I let it go. Dropped, walked away. As if it had never been important to me. At first it was just that I got a lot of work dropped in my lap, planned a wedding, bought a house, busy, busy, thinking I’d get back to the site eventually. Then almost immediately, that marriage – another one! – fell apart around me, within me. The divorce shook my confidence down to rubble, laid waste to all my beliefs about myself and reality. It seemed that every thought and belief I had was suspect.

And then there’s the administration of George W. Bush, destroyer of dreams and goodness for all people everywhere. However upset I had been when he was re-elected, that was nothing compared to the long slow oppression of hope during this last term of his. I have felt so despairing over a society that sits mute and allows a man like that do whatever nasty thing he pleases to the world – for profit, for the glory of his religion, for who the hell knows what reason… All my idealism seemed the smallest most useless light in the face of catastrophic howling darkness. (Oh yes, drama is my middle name)

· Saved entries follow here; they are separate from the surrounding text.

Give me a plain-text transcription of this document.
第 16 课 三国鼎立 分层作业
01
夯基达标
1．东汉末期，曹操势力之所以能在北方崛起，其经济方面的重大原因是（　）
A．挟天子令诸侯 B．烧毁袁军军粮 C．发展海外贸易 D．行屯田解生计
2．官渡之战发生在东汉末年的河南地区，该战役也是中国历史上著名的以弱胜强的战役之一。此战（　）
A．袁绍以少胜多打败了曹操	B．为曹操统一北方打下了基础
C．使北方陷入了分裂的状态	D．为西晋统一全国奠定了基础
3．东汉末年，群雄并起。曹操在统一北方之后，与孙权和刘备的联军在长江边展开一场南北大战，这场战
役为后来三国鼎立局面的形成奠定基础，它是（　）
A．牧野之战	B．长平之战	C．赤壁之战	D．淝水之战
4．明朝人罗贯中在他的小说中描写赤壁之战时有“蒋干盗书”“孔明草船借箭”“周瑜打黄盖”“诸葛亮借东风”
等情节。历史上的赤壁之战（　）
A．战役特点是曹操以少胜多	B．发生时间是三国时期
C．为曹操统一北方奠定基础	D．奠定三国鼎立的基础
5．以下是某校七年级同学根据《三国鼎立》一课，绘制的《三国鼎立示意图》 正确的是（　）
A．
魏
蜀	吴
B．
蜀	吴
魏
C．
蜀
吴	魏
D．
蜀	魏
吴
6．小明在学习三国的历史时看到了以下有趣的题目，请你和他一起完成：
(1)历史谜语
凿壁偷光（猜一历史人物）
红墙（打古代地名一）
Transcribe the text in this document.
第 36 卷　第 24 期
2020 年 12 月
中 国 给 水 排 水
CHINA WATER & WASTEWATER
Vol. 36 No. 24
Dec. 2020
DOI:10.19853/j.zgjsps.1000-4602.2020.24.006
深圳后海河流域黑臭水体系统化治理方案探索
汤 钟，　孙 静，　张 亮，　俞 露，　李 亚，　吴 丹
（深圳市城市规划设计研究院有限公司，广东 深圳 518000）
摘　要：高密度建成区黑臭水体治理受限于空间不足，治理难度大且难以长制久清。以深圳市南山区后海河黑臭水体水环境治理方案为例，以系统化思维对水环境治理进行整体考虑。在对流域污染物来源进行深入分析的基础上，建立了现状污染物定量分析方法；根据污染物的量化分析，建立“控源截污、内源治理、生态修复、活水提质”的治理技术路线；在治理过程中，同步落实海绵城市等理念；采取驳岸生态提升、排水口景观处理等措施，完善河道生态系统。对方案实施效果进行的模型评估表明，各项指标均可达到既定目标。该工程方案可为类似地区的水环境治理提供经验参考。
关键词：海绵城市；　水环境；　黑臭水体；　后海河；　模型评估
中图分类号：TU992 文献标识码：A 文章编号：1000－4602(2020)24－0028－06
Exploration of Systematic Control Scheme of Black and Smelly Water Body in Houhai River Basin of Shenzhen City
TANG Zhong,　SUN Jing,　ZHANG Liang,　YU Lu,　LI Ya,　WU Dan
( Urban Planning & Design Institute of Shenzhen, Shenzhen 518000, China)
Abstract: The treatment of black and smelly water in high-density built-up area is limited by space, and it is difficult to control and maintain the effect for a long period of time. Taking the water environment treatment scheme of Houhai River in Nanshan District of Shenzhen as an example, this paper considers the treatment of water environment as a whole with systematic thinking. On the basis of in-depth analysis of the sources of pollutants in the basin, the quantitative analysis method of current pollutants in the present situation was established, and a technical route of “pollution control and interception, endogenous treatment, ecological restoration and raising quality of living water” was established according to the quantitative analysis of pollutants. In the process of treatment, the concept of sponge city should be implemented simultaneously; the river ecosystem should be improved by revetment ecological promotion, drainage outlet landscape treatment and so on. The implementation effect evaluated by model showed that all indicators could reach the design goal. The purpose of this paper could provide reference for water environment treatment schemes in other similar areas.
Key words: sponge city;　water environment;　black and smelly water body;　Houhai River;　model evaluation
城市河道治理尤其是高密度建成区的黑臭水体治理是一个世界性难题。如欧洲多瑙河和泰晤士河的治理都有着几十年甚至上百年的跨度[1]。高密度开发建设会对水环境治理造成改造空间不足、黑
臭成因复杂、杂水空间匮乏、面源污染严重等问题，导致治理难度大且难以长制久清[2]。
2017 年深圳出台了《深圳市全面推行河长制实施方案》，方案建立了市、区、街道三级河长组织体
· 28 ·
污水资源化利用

I simply could not bear the thought of looking at the Web site, was embarrassed that I had once looked into the future with such hope. I felt it represented too much of my own wishful thinking – a fake paradise. Like my marriage. Like the idea of democracy under Bush. Like the housing market in Phoenix in 2007.

Then came the WGA strike, losing my paying job, losing my house. A strange disaster that knocked me further down the hole – and sent me tumbling out the bottom into a temporary freedom. Without the work, I have time.

I moped through a few weeks wondering, what should I do with myself? The Web site did not immediately occur to me. It had been my habit to brush it off in my mind, a painful reminder of the unrealistic idealist I used to be. And yet there I was asking my old idealist questions: Where can I be useful, do some cause some good?

And the other day, I thought – maybe I should just look at it. Maybe even read a few pages. And as I took a peek into it, I was stunned and amazed. These were not my old outdated thoughts. These thoughts still made perfect sense to me. They were still me, still mine. This is still my dream, and my deepest hope. I am going to pick it up again.